[ADMB Users] Differences in speed of ADMB versions?
Arni Magnusson
arnima at hafro.is
Sun Apr 24 17:41:34 PDT 2011
Whenever a new version of ADMB comes out, I do a quick benchmark with the
'catage' example. Recent versions of ADMB have shown very similar
performance:
catage -mcmc 100000 -mcsave 100
9.1-440 18 sec
10.0-450 18 sec
10.1-450 18 sec
But like Tim and Allan, I do see a worrisome pattern in the 'vol' example,
vol -nohess
9.1-440 172 84
10.0-450 488 254
10.1-450 498 254
where 9.1-440 means ADMB 9.1 on MinGW GCC 4.4.0, and the columns show how
many seconds it takes to run n2mvol -gbs 500000000 and -nohess. Looks like
things got almost 3 times slower between ADMB 9 and 10. Or is this just a
matter of running the model with the right -options?
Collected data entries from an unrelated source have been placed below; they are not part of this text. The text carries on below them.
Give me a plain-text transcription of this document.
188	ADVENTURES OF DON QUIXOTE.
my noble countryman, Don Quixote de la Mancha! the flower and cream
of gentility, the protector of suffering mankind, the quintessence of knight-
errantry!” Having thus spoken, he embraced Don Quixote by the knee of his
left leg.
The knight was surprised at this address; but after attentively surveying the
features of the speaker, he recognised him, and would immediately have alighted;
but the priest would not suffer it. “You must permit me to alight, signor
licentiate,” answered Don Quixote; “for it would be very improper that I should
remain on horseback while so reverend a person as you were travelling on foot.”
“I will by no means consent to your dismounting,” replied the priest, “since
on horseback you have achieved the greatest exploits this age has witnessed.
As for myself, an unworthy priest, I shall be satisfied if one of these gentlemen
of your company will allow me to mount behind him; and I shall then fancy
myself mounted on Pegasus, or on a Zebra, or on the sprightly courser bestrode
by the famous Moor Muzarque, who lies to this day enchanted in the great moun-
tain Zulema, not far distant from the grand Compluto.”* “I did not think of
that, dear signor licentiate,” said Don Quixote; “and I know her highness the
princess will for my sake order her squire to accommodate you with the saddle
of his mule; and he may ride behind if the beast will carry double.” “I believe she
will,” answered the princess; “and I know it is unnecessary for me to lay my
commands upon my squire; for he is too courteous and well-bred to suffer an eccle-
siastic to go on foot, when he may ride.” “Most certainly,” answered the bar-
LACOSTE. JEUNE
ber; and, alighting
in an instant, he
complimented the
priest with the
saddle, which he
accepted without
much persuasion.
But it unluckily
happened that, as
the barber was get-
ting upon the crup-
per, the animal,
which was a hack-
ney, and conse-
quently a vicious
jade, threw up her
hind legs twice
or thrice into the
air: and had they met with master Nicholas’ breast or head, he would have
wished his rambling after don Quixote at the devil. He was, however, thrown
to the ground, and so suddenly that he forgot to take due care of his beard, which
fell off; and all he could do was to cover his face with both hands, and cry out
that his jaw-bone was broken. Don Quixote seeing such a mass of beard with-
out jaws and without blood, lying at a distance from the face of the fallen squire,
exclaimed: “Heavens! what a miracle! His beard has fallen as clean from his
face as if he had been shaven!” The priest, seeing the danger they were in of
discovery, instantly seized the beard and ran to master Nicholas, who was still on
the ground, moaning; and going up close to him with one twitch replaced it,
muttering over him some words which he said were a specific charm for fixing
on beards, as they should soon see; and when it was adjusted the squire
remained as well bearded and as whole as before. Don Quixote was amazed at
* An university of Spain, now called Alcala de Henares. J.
I've used the 'gprof' tool that comes with GCC to see how much time is
spent on each function call. These are the top 10 calls in the "healthy"
9.1-440 profile,
% cumu self call
12.23 8.67 8.67 DF_FILE::fread(void*, unsigned int)
10.68 16.24 7.57 DF_FILE::fwrite(void*, unsigned int)
4.06 19.12 2.88 dmdv_solve()
3.15 21.35 2.23 dfinvpret()
3.13 23.57 2.22 dvector::allocate(int, int)
2.38 25.26 1.69 dfpool::free(void*)
2.20 26.82 1.56 solve(dvar_matrix const&, dvar_vector const&, ...
2.19 28.37 1.55 dvector::operator=(dvector const&)
2.09 29.85 1.48 vector_shapex::operator new(unsigned int)
1.88 31.18 1.33 operator new(unsigned int)
...
0.00 70.88 0.00
and this is the "slow" 10.1-450 profile:
% cumu self call
5.82 9.42 9.42 DF_FILE::fread(void*, unsigned int)
5.26 17.94 8.52 DF_FILE::fwrite(void const*, unsigned int)
4.20 24.74 6.80 dmatrix::deallocate()
3.32 30.12 5.38 cltudecomp_for_adjoint::ludecomp_pivot_for_...
2.90 34.81 4.69 dvector::~dvector()
2.79 39.32 4.51 grad_stack::set_gradient_stack1(void (*)(), ...
2.69 43.67 4.35 cltudecomp_for_adjoint::ludecomp_pivot_for_...
2.54 47.79 4.12 dvector::allocate(int, int)
2.52 51.87 4.08 operator new(unsigned int)
2.47 55.87 4.00 ivector::~ivector()
...
0.00 161.91 0.00
The first two read/write calls are not that different, but then we see a
lot of time spent on low-level constructors and destructors for matrices
and vectors. Is it possible that some matrix operators were doing things
more economically in ADMB 9 than in 10?